There’s nothing quite as pathetic as watching a former Australian prime minister trying to redress a less than stellar political career. That Tony Abbott would use the Margaret Thatcher Lecture to do it, however, seems to fit nicely into his Anglophilic world view.
The event itself, celebrating a former UK Prime Minister who was far more arrogant and divisive than Abbott, seems a fitting place for him. No UK leader in living memory evoked such hatred for the way she so callously destroyed working class livelihoods.
Perhaps one should stop wasting good time writing about Tony Abbott. After devoting the last two years to his downfall and now celebrating that most joyous event, I would prefer never to pen his name again.
But after watching some of his Margaret Thatcher Lecture as he addressed that most pompous of audiences at the Guildhall in London, it became apparent that he is destined to follow another former PM and continue to embarrass himself and us along the way. It seems he is going to keep my keyboard working a little longer.
It is sad to watch someone in decline try to establish a positive legacy. It is worse when that effort is filled with such poisonous vitriol filled with such anti-human, anti-Christian values. As Alan Austin suggests, Abbott is in danger of being “consigned to the bin of foreign, right wing nutters along with Sarah Palin, Geert Wilders and Pauline Hanson.”
Margaret Thatcher, on the other hand, was the one who took on Argentina’s President Galtieri when he invaded the Falkland Islands. Against the advice from the Ministry of Defence she dispatched a Naval Task Force to reclaim them.
The Argentine invasion was a bizarre act by the ageing president in an attempt to deflect attention from his country’s appalling human rights record and its economic malaise.
The Falklands incident, however, could have been handled effectively through diplomatic channels over time. After all, it was a worthless rock in the Southern Ocean that meant little to either side. But Thatcher decided a show of force was necessary.
The result: Britain suffered 258 killed and 777 wounded. In addition, 2 destroyers, 2 frigates, and 2 auxiliary vessels were sunk. But they did reclaim their islands. For Argentina, the Falklands War cost 649 killed, 1,068 wounded, and 11,313 captured. In addition, the Argentine Navy lost a submarine, a light cruiser, and 75 fixed-wing aircraft.

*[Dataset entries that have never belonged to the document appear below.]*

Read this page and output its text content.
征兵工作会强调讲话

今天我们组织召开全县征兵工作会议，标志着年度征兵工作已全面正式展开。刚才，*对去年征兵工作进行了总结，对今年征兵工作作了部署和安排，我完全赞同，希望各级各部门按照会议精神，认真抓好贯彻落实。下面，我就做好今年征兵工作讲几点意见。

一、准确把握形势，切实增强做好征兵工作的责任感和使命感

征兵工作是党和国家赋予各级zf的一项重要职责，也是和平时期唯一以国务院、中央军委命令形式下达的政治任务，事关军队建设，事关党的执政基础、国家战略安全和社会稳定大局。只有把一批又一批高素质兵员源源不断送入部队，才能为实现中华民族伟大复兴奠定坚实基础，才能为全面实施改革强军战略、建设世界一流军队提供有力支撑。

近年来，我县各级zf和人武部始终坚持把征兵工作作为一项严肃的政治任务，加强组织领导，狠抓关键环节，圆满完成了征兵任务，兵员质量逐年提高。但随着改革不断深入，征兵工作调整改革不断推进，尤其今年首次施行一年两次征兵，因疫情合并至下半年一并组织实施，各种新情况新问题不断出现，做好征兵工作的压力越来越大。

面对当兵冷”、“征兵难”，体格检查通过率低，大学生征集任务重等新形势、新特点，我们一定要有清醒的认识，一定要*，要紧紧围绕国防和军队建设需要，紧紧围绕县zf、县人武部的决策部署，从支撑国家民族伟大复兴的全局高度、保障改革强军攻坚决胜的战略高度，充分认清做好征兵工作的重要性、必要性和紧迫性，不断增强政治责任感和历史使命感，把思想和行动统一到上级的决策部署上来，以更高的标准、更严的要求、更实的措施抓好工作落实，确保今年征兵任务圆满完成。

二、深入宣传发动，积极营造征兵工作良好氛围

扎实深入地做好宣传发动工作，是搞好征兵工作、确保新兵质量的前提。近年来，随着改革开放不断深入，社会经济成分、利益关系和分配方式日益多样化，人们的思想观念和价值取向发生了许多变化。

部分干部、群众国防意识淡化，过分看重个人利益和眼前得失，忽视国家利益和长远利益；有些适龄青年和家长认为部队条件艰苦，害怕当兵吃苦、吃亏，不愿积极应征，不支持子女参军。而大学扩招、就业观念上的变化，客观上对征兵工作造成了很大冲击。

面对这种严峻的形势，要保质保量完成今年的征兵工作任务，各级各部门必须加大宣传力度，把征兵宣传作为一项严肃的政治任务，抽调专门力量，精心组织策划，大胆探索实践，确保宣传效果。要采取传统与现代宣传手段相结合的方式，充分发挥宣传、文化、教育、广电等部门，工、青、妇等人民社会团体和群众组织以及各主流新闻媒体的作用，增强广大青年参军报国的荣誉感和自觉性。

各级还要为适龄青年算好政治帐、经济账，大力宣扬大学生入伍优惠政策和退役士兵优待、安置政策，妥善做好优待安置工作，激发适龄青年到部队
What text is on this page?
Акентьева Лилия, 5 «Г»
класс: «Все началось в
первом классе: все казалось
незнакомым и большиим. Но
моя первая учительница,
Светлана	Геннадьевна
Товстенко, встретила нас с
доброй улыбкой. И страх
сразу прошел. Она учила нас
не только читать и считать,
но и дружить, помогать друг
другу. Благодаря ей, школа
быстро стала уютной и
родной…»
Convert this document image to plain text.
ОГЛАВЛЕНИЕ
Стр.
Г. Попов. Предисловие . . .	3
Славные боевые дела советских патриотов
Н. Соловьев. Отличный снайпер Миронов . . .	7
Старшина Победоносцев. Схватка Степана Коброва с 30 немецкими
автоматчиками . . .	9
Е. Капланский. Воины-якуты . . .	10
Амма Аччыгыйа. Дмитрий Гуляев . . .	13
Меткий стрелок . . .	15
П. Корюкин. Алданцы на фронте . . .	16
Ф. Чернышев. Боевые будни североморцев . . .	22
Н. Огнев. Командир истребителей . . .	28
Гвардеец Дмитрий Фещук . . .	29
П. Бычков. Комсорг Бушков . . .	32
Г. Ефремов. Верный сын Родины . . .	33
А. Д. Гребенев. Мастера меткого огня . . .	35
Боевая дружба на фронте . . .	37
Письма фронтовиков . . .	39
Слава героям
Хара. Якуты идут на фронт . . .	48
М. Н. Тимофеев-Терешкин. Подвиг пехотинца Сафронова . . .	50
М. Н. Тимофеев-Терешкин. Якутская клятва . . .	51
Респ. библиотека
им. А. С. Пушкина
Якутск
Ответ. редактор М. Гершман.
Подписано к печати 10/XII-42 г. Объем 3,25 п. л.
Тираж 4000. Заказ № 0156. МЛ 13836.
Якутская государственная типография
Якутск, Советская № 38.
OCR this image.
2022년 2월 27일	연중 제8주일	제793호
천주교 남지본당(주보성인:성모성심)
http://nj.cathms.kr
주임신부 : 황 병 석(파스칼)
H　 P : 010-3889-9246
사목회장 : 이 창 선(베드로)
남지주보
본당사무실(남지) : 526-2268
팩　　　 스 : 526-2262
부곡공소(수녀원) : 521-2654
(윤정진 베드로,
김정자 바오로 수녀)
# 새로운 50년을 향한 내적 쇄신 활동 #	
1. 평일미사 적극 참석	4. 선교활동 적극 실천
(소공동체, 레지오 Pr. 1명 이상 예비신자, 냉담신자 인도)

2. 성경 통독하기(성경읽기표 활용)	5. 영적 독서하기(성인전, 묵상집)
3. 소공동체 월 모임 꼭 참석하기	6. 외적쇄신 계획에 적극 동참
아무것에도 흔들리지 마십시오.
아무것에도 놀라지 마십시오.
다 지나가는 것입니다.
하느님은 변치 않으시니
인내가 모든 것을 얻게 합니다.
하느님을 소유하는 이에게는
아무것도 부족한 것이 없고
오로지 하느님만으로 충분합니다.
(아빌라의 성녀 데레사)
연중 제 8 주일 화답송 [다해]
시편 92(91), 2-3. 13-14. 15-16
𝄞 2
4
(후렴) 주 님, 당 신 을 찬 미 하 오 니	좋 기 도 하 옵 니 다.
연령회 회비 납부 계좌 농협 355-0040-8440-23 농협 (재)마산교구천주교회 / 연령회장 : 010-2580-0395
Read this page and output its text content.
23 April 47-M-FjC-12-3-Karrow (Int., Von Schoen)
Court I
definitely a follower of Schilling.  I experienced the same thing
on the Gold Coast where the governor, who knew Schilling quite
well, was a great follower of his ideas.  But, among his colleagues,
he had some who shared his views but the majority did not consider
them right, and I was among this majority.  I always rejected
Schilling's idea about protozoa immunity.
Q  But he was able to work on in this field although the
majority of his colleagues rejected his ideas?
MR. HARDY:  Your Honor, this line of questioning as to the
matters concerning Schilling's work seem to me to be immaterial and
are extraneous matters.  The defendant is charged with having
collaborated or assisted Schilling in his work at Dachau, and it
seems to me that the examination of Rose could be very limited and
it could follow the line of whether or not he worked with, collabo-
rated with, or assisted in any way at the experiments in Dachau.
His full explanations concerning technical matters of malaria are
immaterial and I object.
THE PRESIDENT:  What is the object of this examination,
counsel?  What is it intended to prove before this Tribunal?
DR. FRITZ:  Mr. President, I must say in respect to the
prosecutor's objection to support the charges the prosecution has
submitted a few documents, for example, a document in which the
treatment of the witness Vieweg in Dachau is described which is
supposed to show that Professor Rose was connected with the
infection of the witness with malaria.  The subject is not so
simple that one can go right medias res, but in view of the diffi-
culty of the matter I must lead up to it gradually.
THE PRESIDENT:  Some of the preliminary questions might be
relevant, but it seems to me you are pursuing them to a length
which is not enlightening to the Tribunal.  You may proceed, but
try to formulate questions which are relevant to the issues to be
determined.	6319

As we have all witnessed recently, Tony Abbott, as Prime Minister, displayed an obsessive interest in defence and a willingness to commit Australian defence personnel to foreign conflicts. It is reasonable to speculate he would have gone further had his hold on the top job been stronger.
In his address to the English Lords and ladies, he suggested that placing boots on the ground in Syria was a necessary component to defeating ISIS. His use of the dreaded ‘death cult’ slogan was an embarrassment that, fortunately, the few who heard it, would not have understood.
But, there is little doubt that a ‘Coalition of the Willing Mark 2’, if it was gathered, would have seen Australian soldiers caught up in that conflict if Abbott was still in charge.
We are a better nation for his removal from such a powerful position. It was a strange act on Abbott’s part to make such divisive comments to a foreign audience while still a member of the Australian government. It is hard to see Malcolm Turnbull agreeing to such a scenario.
Turnbull avoided chastising him in public, but I would be surprised if that was the last Abbott heard about it. Thankfully, the address was largely ignored by the international media, but not by those were keen to satirise it.
Abbott’s term as PM is now little more than a blimp on the radar and we have regained our self-respect. This, however, does not mean to say we are being governed well. We are not. Those appalling asylum seeker detention tactics are still in play and our economy is still heading south. The latest CPI figures are a prelude to recession.
These and other issues will test the Turnbull government in the coming months. If Labor is to mount a serious challenge to counter Turnbull’s popularity, something will have to be done about Bill Shorten.
But somehow, that hurdle pales in comparison to the one the nation has already cleared. We have rid ourselves of one right wing nutter. There are still some around though and they need to be exposed for the danger they represent.